Earlier this week, Candace Owens, a young black conservative, was shouted out of a restaurant by a white crowd screaming obscenities and racial epithets at her and her dining companion, Turning Point USA founder Charlie Kirk (who is white). The police had to be called, and the mob shouted obnoxious slurs at the officers as well. Owens tweeted: “To be clear: ANTIFA, an all-white fascist organization, just grew violent and attacked an all-black and Hispanic police force.
“Because I, a BLACK woman, was eating breakfast.
“Is this the civil rights era all over again?”
It is. And many Democrats are on the wrong side.
It would be easy to dismiss that statement as hyperbole if this were not the latest in a distressingly long line of examples of the left abandoning principles in pursuit of the bogeymen they themselves have created.
Also within the past week, The New York Times announced that it had hired tech writer Sarah Jeong to join its editorial board. Jeong has a long history of nasty and racist tweets directed against white people. She claimed that she was merely responding to trolls who had lobbed racial insults at her. But Jeong also tweeted insults against men in general, as well as police, and this went on for more than a year. Video has now emerged of Jeong spewing her ignorance and hatred during a speech at Harvard Law School.

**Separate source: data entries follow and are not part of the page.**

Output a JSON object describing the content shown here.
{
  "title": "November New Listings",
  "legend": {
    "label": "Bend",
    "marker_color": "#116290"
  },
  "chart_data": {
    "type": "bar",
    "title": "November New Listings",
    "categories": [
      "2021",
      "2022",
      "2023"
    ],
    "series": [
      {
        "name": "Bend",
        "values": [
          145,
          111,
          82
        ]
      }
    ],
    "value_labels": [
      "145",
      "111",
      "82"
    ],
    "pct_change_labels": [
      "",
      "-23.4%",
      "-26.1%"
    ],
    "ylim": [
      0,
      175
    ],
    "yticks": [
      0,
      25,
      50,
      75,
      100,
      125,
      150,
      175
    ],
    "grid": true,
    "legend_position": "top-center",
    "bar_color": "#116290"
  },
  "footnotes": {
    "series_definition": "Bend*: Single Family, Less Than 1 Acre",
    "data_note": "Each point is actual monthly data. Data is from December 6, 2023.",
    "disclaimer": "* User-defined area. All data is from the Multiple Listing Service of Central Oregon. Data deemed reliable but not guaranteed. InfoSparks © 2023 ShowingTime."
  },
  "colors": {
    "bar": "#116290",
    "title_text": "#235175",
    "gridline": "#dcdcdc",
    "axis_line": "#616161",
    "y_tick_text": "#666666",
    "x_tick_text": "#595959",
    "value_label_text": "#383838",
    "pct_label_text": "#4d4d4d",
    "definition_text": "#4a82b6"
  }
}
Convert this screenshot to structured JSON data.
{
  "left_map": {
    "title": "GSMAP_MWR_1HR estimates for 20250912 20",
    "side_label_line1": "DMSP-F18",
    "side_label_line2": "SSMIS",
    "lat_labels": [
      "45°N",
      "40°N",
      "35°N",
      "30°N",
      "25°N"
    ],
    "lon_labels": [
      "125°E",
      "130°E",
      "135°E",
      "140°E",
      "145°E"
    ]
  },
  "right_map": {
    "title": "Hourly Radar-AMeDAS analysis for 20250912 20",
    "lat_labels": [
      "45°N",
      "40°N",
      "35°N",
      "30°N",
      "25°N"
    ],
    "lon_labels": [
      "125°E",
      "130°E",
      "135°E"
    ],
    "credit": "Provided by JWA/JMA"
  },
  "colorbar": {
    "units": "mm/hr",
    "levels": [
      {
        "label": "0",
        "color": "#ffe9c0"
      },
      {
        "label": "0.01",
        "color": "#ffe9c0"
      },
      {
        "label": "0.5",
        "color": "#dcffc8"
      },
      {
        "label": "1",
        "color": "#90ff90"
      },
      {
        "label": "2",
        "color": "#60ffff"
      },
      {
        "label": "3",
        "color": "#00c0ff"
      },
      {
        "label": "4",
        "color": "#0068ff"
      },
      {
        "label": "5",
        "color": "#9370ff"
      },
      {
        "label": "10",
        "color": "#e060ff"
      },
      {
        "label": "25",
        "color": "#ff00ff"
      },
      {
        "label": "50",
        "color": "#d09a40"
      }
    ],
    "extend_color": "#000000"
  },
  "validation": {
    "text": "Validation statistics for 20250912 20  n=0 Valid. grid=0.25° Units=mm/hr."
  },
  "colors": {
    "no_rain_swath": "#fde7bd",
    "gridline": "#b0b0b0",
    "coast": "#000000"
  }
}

The Times stands behind Jeong. Some applaud this as long-overdue courage in the face of torch-and-pitchfork crowds. Perhaps. But Jeong’s conduct isn’t merely bigoted; it is also immature and unprofessional and, in the case of her University of Virginia rape-hoax tweets, completely counterfactual. The Columbia School of Journalism issued a scathing report slamming Rolling Stone’s article about the alleged gang rape at UVA, and Rolling Stone lost one defamation case (and settled a second) as a result of it. This is who The Times hires, at a time when the press complains about diminishing credibility?